So, you’ve found yourself sick of grabbing your glasses, your contacts are driving you crazy, and you’re looking for an end to the seemingly infinite cycle of eye doctor appointments. As cliché as it might sound, I assure you, you’re not alone, and there is an answer that may potentially free you; LASIK. As an eye specialist, I can’t tell you how often I’ve heard the familiar sounds of, “What is it?” “How does it work?” and “Will it work for me?” echoed through my office. My answer is always the same: LASIK is a surgical procedure that reshapes the cornea of your eye to improve your vision, but the procedure is not for everyone. So, how can you tell if LASIK is even an option for you? Obviously, we can’t just perform the procedure on everyone and take a tally of who can see better versus who can’t, so how do we find out beforehand? I’d like to talk about this today so that you, dear readers, can answer for yourself, “Is LASIK right for me?”
What Is LASIK?
As I mentioned earlier, Laser-Assisted In Situ Keratomileusis, better known as LASIK, is a surgical procedure wherein the cornea of the eye is reshaped to better redirect light and improve vision. It begins with a regimen of measurements and eye health evaluations, which your doctor will use to plan your procedure. You will be offered a mild sedative, which is purely optional, before being taken to the laser suite. The procedure starts with some numbing eye drops to keep you comfortable throughout the procedure. You will be asked to simply focus your vision on a blinking, colored light.
The procedure consists of two separate lasers designed to do very specific jobs during your procedure. The first laser is used to make a small incision in the eye to create a thin flap of tissue. This flap is folded back to reveal the cornea underneath, allowing the second precision laser to pulse and reshape the area. Once the reshaping is complete, the tissue flap is returned to its original position, and you are done. In less than ten minutes, your vision is restored and most are able to read the road signs while someone drives them home.
8 Factors to Consider
Like any surgical procedure, there are a number of factors that can alter its viability and effectiveness. Some of these factors are of small concern, while others are enough to affect your candidacy altogether.
1. Stability. Like the rest of our body, our eyes change over time, and the rate at which they change will affect whether LASIK can work for you. While changes to your vision are typically minimal, ideally, your prescription should remain constant for at least a year to be considered stable.
2. Your Age. No one’s body changes quite like a teenager’s, and the same goes for their eyes. As much as some of the younger generations may want to get rid of their glasses, performing LASIK before age 18 consistently delivers less than stellar results, as the ongoing bodily changes are too drastic for LASIK to accommodate.
3. Dry Eyes. Eye dryness is a common side effect of LASIK and will compound with an already present case. The extremity of this changes from person to person, making it difficult to say whether it will affect your candidacy. As such, this should be evaluated in person by a specialist who may recommend a different vision correction procedure.
4. -10 Diopter Limit. LASIK can only correct so much; anything beyond a -10 prescription isn’t guaranteed. Additionally, more severe prescriptions are typically accompanied by thin corneas, increasing the overall risk of the procedure. Again, this changes from person to person and should be evaluated in person by a specialist, but other procedures may be a more viable choice.
5. Pre-existing Conditions. Healthy eyes make for successful surgeries, so any chronic illnesses must be considered. Diabetes, autoimmune conditions, and keratoconus (the thinning and bulging of the cornea) are all conditions that can pose serious problems during the LASIK procedure.

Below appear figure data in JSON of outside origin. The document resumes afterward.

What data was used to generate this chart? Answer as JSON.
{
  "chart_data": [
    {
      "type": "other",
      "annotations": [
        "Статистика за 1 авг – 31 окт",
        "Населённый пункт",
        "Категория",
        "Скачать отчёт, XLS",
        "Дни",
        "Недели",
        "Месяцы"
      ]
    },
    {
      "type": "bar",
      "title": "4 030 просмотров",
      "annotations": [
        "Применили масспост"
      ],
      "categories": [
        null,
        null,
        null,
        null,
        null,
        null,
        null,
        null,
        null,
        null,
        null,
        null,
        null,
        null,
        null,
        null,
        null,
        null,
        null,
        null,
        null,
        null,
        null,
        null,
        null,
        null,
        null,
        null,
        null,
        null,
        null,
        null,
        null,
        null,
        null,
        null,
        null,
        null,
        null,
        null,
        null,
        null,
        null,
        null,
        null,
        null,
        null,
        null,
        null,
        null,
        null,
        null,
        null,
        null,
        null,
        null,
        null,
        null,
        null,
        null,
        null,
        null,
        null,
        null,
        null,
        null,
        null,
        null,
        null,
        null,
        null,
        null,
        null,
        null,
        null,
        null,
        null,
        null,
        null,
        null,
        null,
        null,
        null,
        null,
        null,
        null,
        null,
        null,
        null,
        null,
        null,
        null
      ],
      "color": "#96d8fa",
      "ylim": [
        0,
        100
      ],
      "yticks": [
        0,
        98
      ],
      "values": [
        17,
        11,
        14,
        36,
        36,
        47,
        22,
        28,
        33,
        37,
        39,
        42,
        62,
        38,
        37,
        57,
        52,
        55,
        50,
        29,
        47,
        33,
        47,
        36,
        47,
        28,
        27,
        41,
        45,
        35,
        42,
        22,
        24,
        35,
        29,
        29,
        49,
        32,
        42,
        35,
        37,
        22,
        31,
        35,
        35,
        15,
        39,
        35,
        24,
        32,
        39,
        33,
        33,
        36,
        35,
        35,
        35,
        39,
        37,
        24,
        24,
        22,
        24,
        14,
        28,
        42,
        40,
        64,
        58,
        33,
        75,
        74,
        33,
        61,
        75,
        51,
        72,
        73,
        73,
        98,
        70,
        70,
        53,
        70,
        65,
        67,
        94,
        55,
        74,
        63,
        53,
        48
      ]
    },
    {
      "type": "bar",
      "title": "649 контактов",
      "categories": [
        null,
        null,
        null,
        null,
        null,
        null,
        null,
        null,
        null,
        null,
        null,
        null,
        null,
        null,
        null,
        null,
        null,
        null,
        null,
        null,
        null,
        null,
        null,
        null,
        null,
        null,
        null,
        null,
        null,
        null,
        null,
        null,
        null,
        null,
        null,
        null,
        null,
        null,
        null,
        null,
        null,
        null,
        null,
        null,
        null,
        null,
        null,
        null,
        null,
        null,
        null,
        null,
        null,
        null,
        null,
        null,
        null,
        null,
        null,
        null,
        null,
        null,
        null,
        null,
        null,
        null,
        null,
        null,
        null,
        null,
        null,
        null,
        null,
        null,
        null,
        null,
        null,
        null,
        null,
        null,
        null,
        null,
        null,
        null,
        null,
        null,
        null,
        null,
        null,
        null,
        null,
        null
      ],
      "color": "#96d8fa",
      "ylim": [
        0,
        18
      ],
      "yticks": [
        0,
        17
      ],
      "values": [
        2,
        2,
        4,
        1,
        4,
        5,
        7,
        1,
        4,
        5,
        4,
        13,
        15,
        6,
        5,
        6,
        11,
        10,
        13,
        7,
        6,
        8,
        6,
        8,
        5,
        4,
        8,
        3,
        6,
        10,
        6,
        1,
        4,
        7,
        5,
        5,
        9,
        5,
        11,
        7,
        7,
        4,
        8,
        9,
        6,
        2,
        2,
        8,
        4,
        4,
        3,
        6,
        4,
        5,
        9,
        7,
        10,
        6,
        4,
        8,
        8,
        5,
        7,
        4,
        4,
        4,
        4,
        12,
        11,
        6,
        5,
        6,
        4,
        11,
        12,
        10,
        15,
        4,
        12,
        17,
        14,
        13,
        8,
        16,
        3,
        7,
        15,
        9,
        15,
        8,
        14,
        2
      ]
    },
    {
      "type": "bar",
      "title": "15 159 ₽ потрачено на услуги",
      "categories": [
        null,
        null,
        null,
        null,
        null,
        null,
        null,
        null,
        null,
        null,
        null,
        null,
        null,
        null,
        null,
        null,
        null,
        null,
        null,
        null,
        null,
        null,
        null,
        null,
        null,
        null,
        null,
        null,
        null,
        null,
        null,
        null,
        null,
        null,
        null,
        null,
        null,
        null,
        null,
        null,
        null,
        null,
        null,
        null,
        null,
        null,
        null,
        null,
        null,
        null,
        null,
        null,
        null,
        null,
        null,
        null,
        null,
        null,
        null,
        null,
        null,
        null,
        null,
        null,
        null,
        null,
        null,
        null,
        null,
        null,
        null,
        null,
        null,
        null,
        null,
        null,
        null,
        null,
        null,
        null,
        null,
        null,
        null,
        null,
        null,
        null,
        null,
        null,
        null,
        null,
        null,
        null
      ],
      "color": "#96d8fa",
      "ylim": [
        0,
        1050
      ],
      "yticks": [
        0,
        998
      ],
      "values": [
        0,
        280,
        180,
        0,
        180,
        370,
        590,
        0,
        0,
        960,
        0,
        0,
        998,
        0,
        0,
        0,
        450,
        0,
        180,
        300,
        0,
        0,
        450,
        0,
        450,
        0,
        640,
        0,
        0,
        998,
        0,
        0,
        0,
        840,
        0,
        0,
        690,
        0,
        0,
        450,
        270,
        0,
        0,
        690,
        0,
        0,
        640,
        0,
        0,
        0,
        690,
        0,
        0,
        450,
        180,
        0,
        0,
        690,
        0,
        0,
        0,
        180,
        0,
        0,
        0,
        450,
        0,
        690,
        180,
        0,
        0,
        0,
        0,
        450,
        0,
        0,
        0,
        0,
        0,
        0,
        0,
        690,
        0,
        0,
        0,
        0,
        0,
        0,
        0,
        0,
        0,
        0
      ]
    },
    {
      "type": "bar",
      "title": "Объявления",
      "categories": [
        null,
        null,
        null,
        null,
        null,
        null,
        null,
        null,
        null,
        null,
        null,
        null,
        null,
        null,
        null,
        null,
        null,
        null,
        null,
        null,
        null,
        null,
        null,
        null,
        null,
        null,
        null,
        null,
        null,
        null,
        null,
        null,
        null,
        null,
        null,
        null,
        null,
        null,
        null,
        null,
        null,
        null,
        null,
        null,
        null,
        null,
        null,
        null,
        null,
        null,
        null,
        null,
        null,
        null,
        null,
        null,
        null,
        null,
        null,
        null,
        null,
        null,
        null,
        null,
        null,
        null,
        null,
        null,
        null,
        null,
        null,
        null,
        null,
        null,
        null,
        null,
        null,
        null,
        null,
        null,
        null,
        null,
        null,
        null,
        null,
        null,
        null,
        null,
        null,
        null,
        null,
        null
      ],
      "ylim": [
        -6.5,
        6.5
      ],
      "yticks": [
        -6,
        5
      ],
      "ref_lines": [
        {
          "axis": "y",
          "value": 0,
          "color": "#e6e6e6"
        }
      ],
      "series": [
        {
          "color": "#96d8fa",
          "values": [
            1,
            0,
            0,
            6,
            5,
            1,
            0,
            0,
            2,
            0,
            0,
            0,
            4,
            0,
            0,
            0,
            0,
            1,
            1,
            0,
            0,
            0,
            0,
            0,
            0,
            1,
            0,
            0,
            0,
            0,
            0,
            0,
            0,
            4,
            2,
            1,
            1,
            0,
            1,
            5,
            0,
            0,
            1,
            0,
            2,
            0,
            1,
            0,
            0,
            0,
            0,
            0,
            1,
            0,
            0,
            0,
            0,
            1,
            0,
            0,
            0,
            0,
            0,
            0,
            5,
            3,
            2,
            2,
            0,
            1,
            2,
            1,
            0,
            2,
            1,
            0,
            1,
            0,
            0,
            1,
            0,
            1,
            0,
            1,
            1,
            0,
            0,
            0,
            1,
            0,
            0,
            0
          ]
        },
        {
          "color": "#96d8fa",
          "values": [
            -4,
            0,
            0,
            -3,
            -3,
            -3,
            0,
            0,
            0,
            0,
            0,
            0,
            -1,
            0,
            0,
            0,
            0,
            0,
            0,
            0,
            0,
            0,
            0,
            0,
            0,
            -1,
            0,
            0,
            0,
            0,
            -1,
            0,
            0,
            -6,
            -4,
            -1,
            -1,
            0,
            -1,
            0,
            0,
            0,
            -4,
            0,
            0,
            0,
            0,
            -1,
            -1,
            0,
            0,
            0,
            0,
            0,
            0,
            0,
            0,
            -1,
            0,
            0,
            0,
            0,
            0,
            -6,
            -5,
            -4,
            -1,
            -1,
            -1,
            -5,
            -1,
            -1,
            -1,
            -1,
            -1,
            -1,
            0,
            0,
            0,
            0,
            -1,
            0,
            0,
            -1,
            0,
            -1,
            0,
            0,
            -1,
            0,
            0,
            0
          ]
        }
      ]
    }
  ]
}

6. Pregnancy. Having LASIK done before you’re expecting is fine, but during pregnancy or while nursing can pose some concerns to the health of your child. The medications given to LASIK patients, even the eye drops, can be passed on to the baby and cause a number of side effects. Additionally, hormonal changes during pregnancy tend to result in dry eyes, which, as mentioned earlier, will compound with what will likely come with surgery.
7. Cost. Many patients ask about different parts of the procedure, results, and what side effects to expect, but few consider just how much LASIK might cost them. Most insurance plans consider LASIK and other laser refractive surgeries non-essential and won’t cover the cost. If this is the case for you, Magruder Laser Vision offers several financing options to help you through.
8. Expectations. Remember that no surgery is magic and that there are always some limitations. LASIK has proven to be an effective tool and continues to pull reports of satisfaction, but it’s important to continue with regular checkups to ensure that your results remain consistent.
Is LASIK Right For You?
At the end of the day, whether LASIK is right for you depends on a variety of factors. It’s important to book a consultation with one of our eye specialists, who can evaluate your individual circumstances and determine if this procedure is viable for you. All that being said, I’m a firm believer in taking control of your vision and investing in yourself when it makes sense – so don’t be afraid to take the plunge! With proper care and attention before and after surgery, there’s no telling how far improved vision will take you!